Science is the best way we know for generating reliable knowledge and our modern technological society wouldn't exist without it. But are there situations where science hinders rather than helps us when developing new technology? Perhaps surprisingly Microsoft's real-time strategy game 'Age of Empire II' has played a part in suggesting there are.

Inspecting one of many

Dennis Wixon of Microsoft believes scientific thinking has taken us down a blind alley. He has argued that scientists have got their priorities all wrong when they try and devise better ways of checking if new software is easy to use.

According to Wixon, the thing about scientists is they want to do science, and science is all about having ways of collecting knowledge based on strong evidence. Give them problems like "how many problems are there in this design that make it harder to use?" and they have reliable ways of finding out.

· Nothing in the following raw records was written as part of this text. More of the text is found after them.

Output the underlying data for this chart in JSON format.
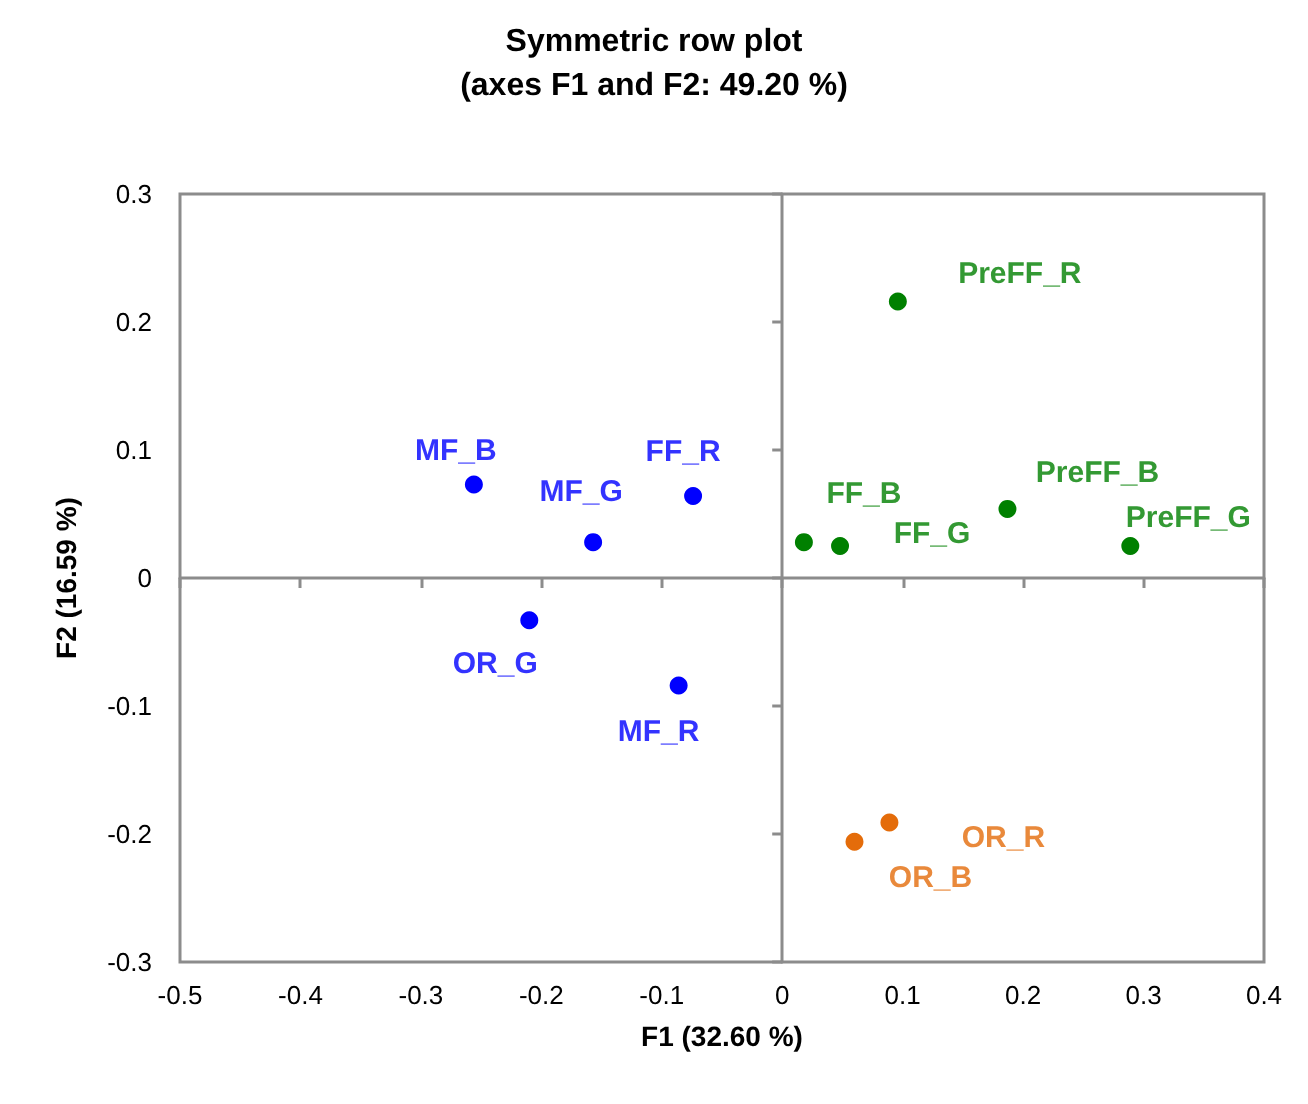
{
  "chart_data": {
    "type": "scatter",
    "title": "Symmetric row plot",
    "subtitle": "(axes F1 and F2: 49.20 %)",
    "xlabel": "F1 (32.60 %)",
    "ylabel": "F2 (16.59 %)",
    "series": [
      {
        "color": "#008000",
        "x": [
          0.096,
          0.187,
          0.289,
          0.018,
          0.048
        ],
        "values": [
          0.216,
          0.054,
          0.025,
          0.028,
          0.025
        ]
      },
      {
        "color": "#0000ff",
        "x": [
          -0.256,
          -0.157,
          -0.074,
          -0.21,
          -0.086
        ],
        "values": [
          0.073,
          0.028,
          0.064,
          -0.033,
          -0.084
        ]
      },
      {
        "color": "#e46c0a",
        "x": [
          0.089,
          0.06
        ],
        "values": [
          -0.191,
          -0.206
        ]
      }
    ],
    "annotations": [
      {
        "text": "PreFF_R",
        "x": 0.096,
        "y": 0.216
      },
      {
        "text": "PreFF_B",
        "x": 0.187,
        "y": 0.054
      },
      {
        "text": "PreFF_G",
        "x": 0.289,
        "y": 0.025
      },
      {
        "text": "FF_B",
        "x": 0.018,
        "y": 0.028
      },
      {
        "text": "FF_G",
        "x": 0.048,
        "y": 0.025
      },
      {
        "text": "MF_B",
        "x": -0.256,
        "y": 0.073
      },
      {
        "text": "MF_G",
        "x": -0.157,
        "y": 0.028
      },
      {
        "text": "FF_R",
        "x": -0.074,
        "y": 0.064
      },
      {
        "text": "OR_G",
        "x": -0.21,
        "y": -0.033
      },
      {
        "text": "MF_R",
        "x": -0.086,
        "y": -0.084
      },
      {
        "text": "OR_R",
        "x": 0.089,
        "y": -0.191
      },
      {
        "text": "OR_B",
        "x": 0.06,
        "y": -0.206
      }
    ],
    "xlim": [
      -0.5,
      0.4
    ],
    "xticks": [
      -0.5,
      -0.4,
      -0.3,
      -0.2,
      -0.1,
      0,
      0.1,
      0.2,
      0.3,
      0.4
    ],
    "ylim": [
      -0.3,
      0.3
    ],
    "yticks": [
      -0.3,
      -0.2,
      -0.1,
      0,
      0.1,
      0.2,
      0.3
    ],
    "marker": "circle"
  }
}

To answer that kind of question, you would, as a scientist, get lots of people to help evaluate your new software. That is important as the more people who use it, the more potential problems you will find. You would also include men and women, people of different ages and educational background and from different cultures. That is really important as otherwise any answer you get might only be true of a particular group (eg you might just show that the software is easy for men who went to university to study computer science to use but despite that 'normal' people might still really struggle). Only by testing it with a wide range of people from different groups can you be sure it is usable by those groups. Similarly each person should use the gadget lots as if they only use it once or twice the mistakes they make might just be due to them being unfamiliar with it and not long-term problems at all.

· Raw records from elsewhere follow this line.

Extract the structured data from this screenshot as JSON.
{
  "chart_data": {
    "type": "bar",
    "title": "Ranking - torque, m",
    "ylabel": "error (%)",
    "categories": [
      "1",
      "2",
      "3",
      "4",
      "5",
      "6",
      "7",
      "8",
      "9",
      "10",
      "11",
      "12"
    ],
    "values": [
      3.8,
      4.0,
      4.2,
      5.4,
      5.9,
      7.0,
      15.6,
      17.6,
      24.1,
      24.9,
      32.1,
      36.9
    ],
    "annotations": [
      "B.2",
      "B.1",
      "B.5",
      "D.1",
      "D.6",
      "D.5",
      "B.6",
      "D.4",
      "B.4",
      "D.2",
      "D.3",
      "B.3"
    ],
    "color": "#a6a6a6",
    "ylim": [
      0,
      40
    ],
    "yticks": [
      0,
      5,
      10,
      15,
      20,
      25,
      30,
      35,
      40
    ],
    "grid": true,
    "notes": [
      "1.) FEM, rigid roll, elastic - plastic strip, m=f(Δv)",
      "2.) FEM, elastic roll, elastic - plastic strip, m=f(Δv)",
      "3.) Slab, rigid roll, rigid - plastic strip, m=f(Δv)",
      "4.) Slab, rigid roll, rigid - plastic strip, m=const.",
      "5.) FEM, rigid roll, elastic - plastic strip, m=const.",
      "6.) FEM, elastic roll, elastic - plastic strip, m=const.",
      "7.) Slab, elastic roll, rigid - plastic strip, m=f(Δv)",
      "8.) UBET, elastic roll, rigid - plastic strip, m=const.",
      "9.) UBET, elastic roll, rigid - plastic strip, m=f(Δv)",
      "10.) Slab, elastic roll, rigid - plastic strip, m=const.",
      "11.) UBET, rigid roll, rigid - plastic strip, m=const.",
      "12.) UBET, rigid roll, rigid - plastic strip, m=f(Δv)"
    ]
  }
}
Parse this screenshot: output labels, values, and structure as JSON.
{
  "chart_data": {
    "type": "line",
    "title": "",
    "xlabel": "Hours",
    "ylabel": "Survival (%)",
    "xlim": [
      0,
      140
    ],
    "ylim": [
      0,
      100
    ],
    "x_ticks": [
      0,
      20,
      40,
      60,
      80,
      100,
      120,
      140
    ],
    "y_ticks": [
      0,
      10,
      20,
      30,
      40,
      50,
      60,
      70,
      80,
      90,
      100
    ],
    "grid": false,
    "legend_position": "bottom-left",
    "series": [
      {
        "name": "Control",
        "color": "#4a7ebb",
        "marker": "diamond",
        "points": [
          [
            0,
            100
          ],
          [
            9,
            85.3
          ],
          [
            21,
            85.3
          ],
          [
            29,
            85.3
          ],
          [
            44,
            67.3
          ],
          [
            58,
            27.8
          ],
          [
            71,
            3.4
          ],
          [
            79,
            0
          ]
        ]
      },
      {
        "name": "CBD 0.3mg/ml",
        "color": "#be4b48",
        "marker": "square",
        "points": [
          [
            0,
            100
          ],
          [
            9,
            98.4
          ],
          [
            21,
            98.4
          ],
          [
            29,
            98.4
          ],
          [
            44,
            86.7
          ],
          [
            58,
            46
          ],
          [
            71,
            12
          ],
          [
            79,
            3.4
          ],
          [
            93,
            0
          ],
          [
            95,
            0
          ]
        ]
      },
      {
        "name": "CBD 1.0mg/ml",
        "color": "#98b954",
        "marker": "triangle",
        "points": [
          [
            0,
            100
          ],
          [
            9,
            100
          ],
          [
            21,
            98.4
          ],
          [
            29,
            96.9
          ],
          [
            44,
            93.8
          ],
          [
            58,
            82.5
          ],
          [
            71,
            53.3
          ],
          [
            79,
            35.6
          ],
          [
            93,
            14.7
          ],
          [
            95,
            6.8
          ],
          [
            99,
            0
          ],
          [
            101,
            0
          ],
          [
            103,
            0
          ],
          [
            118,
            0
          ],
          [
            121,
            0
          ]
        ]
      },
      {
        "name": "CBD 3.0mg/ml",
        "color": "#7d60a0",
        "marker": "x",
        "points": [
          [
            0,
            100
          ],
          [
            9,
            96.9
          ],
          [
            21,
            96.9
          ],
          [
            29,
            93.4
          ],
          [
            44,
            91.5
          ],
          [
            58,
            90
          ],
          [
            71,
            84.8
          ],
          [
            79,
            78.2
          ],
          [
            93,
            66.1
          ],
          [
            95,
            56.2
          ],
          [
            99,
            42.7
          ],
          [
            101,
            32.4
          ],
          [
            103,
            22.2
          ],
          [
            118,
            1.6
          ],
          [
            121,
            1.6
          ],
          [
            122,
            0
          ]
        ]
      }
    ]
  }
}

The trouble is that coming up with an exhaustive list of faults is not in practice that helpful. What really matters is how many problems can be fixed by the time the product is released. When you present the long list of faults to the programmers they might not believe they really were a problem. They may even see such a long list as an attack on their programming skills and so discount it - they are the programmer and they know best! Worse, though, by the time you have collected this long list of problems it may well be too late to fix them anyway as the design will have changed several times since then and anyway is already on sale!

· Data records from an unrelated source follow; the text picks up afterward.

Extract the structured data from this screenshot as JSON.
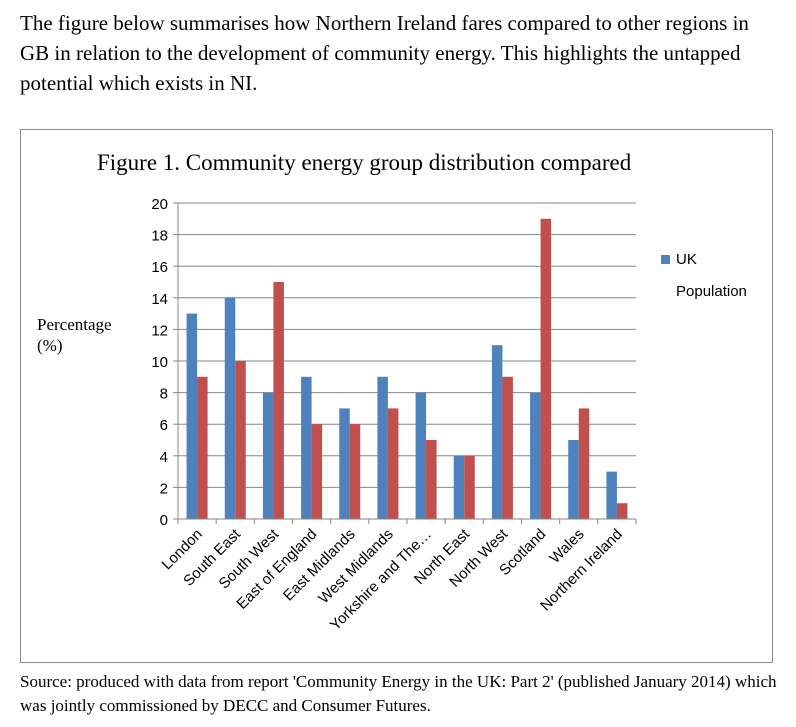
{
  "intro_text": "The figure below summarises how Northern Ireland fares compared to other regions in GB in relation to the development of community energy.  This highlights the untapped potential which exists in NI.",
  "source_text": "Source: produced with data from report 'Community Energy in the UK: Part 2' (published January 2014) which was jointly commissioned by DECC and Consumer Futures.",
  "chart_data": {
    "type": "bar",
    "title": "Figure 1. Community energy group distribution compared",
    "ylabel_line1": "Percentage",
    "ylabel_line2": "(%)",
    "xlabel": "",
    "ylim": [
      0,
      20
    ],
    "yticks": [
      0,
      2,
      4,
      6,
      8,
      10,
      12,
      14,
      16,
      18,
      20
    ],
    "grid": true,
    "legend_position": "right",
    "categories": [
      "London",
      "South East",
      "South West",
      "East of England",
      "East Midlands",
      "West Midlands",
      "Yorkshire and The…",
      "North East",
      "North West",
      "Scotland",
      "Wales",
      "Northern Ireland"
    ],
    "series": [
      {
        "name": "UK",
        "color": "#4f81bd",
        "values": [
          13,
          14,
          8,
          9,
          7,
          9,
          8,
          4,
          11,
          8,
          5,
          3
        ]
      },
      {
        "name": "Population",
        "color": "#c0504d",
        "values": [
          9,
          10,
          15,
          6,
          6,
          7,
          5,
          4,
          9,
          19,
          7,
          1
        ]
      }
    ]
  }
}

So where does that leave the usability consultant? Does it mean that they should give up? Or perhaps just find as many problems as they can and hope some get fixed? Well no. Wixon argues we were asking the wrong question in the first place. When developing a usable product to a budget and deadline, the question is not in practice about "How many problems can a method find?". The important question is "How many problems can you identify and fix in the time available?" What you need from a practical usability method is that it convinces the development team that there are problems to be fixed and that they do then fix them.

"How many problems can you identify and fix in the time available?"

The kind of method that actually get used tend not to follow the scientific method but are what are called 'discount usability methods'. They aim to be quick and easy, and above all persuasive. Wixon himself advocates his own such quick and dirty method called RITE. In this approach, you do user testing but only a couple of users at a time. "What!!!", cry the scientists...but remember we aren't trying to do science but improve a product. The key thing in RITE is that the whole development team are there to watch each usability test. They are told to keep in mind three questions: what problems are seen, can they be explained and can they be fixed before the next test.

When users struggle they see exactly what is happening. Seeing a real person struggle can be much more persuasive than just having an entry in a list saying that people couldn't find the power button. Some things may not be worth fixing or it may be better for some to wait and see if others have the same problem. However, if the design team are there watching they can decide how important it is to fix compared to other problems seen, and also how easy. Any problems seen that the design team agree are worth fixing and can be fixed are fixed...before the next round of user testing is done.

That is actually a big advantage. Problems that can be fixed are fixed quickly. That also means that the later users definitely won't encounter that problem. They will have an experience closer to that of using the final product and are more likely to come across other problems that were being masked by the one fixed. The development team also can get quick feedback in the next round of testing as to whether their fixes helped. If not they can try again. Better still, at whatever point you run out of time, you have the most usable software that you could.

So where does 'Age of Empire II' come in? It was one of the early industrial level case studies where Wixon's team used RITE. Wixon's team used it to develop an engaging tutorial game for newbies to the game. While one case study does not prove a method, the resulting game gained glowing reviews, was praised by people who used it and won a string of awards. One way or another they had ended up with a great tutorial game and all without following the scientist's method.